Despite his regrets, Lord Sugar said rising from 101st in the Rich List was not on his list of New Year's resolutions.
"I've been a multi-millionaire since I was 31 years old and you get to a stage where it makes no difference really. It really makes no difference at all," he said.
Lord Sugar faced criticism that he was out of touch after comments to the Saturday Times asking why people in poverty had mobile phones and microwaves.
"I'm not out of touch, that's for sure," he said, but refused to elaborate on the subject.
Currently, Lord Sugar is about to reprise his role as the hiring-and-firing boss on BBC One show The Apprentice.
This series features among its contestants 23-year-old sales account manager Mergim Butaja as well as a builder, social media entrepreneur and a private tutor.
Butaja came to Britain as a refugee from war-torn Kosovo at the age of seven, and Lord Sugar commended his work ethic and said giving Butaja an equal opportunity to win his £250,000 investment was "what the programme's all about".
"It was so important for me to give him a chance. It's what the programme's all about.
"This boy has had a tough life: he came over as a refugee from Kosovo, regretfully his father passed and it was left for him to look after his mother and his siblings. He had four jobs, working honestly to keep them going. It's fantastic, it's why I put him in the process, to have a chance," he said.
The first episode will see Butaja attempt to sell fish to a vegan restaurant and stir up Lord Sugar's impatience in the boardroom. But Lord Sugar urged viewers to "wait" for the rest of the series if they thought his portrayal was unfair.

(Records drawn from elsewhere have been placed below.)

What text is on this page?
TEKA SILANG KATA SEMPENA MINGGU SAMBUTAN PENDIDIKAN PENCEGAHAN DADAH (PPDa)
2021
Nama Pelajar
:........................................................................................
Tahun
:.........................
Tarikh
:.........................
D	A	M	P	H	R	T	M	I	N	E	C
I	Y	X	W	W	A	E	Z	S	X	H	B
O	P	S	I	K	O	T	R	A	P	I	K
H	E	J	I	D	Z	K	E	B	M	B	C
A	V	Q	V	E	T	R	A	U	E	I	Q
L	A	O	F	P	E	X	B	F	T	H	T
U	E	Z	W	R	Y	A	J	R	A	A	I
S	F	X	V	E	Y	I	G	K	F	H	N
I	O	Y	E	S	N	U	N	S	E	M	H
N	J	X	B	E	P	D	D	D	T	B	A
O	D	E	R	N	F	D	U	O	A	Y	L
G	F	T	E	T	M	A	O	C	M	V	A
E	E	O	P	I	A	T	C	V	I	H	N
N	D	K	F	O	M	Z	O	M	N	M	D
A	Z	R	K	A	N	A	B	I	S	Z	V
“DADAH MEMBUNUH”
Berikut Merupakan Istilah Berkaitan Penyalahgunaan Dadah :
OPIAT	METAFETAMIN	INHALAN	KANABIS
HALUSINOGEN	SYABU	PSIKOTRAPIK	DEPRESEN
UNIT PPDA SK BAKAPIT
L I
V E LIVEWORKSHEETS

While Lord Sugar said that he "absolutely (does) not" have ambitions to be prime minister one day, he was watching his former US Apprentice counterpart Donald Trump's presidential candidate campaign with interest.
"All I can say is this: you must never underestimate the American population. Stranger things have happened. I'd be a fool to say he's got no chance and it's absolute nonsense, and I think he's got a certain following in America. Who knows?"
Despite a hair extension specialist among the candidates this year, Lord Sugar said he doubted that viewers would suddenly see bald newcomer Claude Littner sporting a hairstyle like Trump's.
"I think Claude considers himself modern with his bald look, his Telly Savalas look," he joked.